Chronique du 28 janvier 2017

Ah ! mon île ! mes îles ! points d’ancrage qui se serrent, pour se réchauffer contre les frimas des hivers incontournables ! Saint-Pierre, Miquelon, Île aux Marins ! Je suis né au milieu de vous et je m’en irai un jour vers les rives de l’insondable. 

Mais je souffre de toutes les turpitudes, de tous les déchirements, des luttes fratricides, de cet appât de l’accessoire qui nous fait oublier si facilement notre fragilité humaine et notre épopée collective. Je souffre de toutes les arrogances, de toutes les condescendances… Je savoure les sourires et les regards enluminés, je résonne de toutes les sensibilités dépourvues de faux-semblants.
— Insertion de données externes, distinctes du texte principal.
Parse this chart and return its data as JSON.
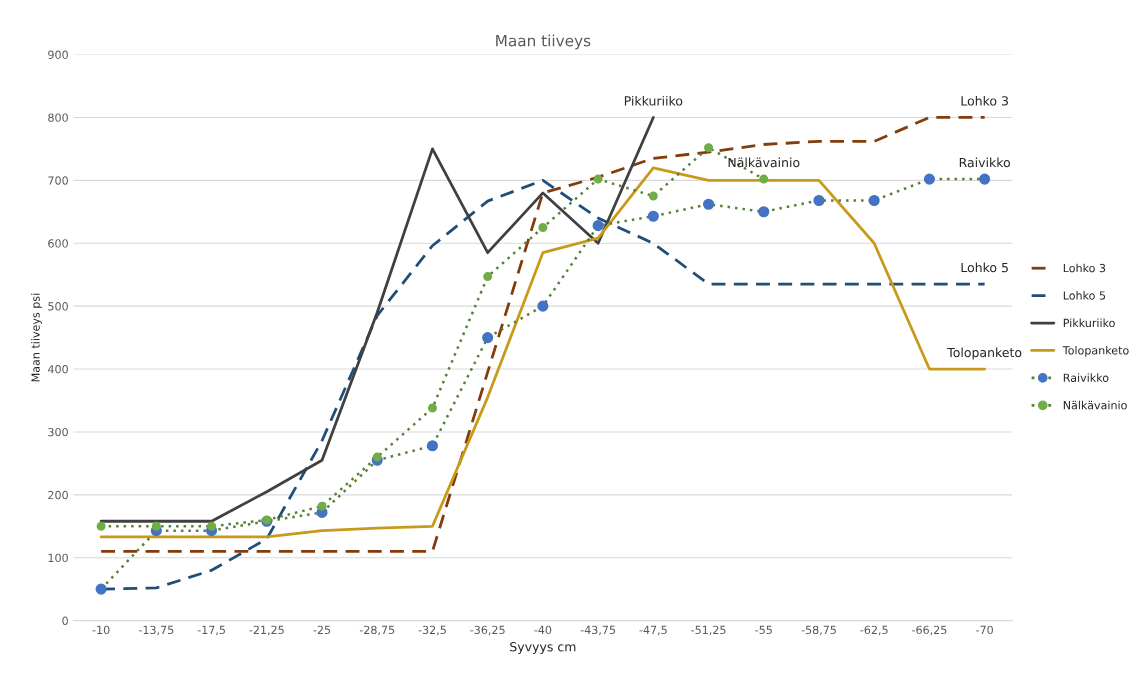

J’avais les yeux tournés vers des maisons de soleil dans l’immobilité de l’absence. Après-midi de janvier quand le ciel s’éclaircit soudain dans un bleu clair de froidure. Dialogue muet entre nature et histoire humaine.. Toi le phare, un jour tu fus construit ; toi la digue, ne me renvoies-tu pas aux allers et retours incessants des camions Euclide jaunes de ma jeunesse ? Et vous maisons de carte postale, que nous racontez-vous de vos heurts, malheurs, bonheurs, déchirures et sursauts solidaires contre l’adversité ? Et toi la neige qui embellis les rochers à fleur d’océan, à quoi rêves-tu ?

J’étais là, dérisoire, appareil photo à la main et je songeais à ce qui nous identifie aujourd’hui.